I Malacrida, la loro fortuna ebbe inizio coi Visconti di Milano sotto le cui insegne combatterono valorosamente.

Ottenerono ricchi feudi e cariche prestigiose, come il governatorato a Como e possessi a Musso e a Dongo.

Giovanni e Bartolomeo Malacrida si distinsero nella battaglia di Delebio (1432) in cui i Milanesi sconfissero le Compagnie di Ventura al soldo della Repubblica Veneta. In segno di gratitudine per i servigi prestati, il Duca Filippo Maria Visconti investì Emanuele Malacrida della “podestaria de Trahona et locorum circumstantium usque ad suum beneplacitum” (podesteria di Traona e dei luoghi circostanti a suo piacere).

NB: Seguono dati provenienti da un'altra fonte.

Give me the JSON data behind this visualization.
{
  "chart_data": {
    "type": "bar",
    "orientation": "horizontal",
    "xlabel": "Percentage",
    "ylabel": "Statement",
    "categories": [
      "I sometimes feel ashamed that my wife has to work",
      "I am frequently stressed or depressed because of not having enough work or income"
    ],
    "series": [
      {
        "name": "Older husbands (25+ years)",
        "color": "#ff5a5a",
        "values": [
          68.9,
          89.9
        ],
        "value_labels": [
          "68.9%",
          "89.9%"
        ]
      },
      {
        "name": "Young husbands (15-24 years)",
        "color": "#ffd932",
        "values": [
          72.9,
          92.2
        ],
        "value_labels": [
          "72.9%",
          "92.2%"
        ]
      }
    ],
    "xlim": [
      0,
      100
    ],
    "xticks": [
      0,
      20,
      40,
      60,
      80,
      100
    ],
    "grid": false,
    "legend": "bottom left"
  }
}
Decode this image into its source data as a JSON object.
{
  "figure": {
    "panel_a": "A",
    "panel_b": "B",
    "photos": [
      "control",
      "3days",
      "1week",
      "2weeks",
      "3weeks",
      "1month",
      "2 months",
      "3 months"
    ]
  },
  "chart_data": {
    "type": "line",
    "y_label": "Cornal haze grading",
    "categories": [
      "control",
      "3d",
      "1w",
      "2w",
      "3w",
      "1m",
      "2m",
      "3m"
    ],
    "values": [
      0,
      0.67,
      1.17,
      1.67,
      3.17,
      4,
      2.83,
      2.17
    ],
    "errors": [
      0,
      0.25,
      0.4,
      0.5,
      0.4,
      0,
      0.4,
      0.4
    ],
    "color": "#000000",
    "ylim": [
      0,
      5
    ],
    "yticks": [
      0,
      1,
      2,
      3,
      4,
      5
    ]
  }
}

Anche Francesco Sforza conferma Emanuele e al nipote Raffaele il feudo di Traona, comprendente la Squadra di Traona con ogni giurisdizione civile, penale e militare in modo che la Squadra di Traona rimanga separata dalle altre comunità della Valtellina: una specie di repubblica autonoma.

Così i Malacrida godettero di grande prestigio e accumularono grandi ricchezze e acquistarono una vasta proprietà terriera, abitavano nel centro di Traona nel Palazzo che divenne proprietà dei Vertemate di Piuro e possedevano un’altra casa alla Manescia. Nello stemma si ammirava un leone rampante con sciabola, un castello rosso in campo oro: lo scudo ornava i portaIi del Palazzo.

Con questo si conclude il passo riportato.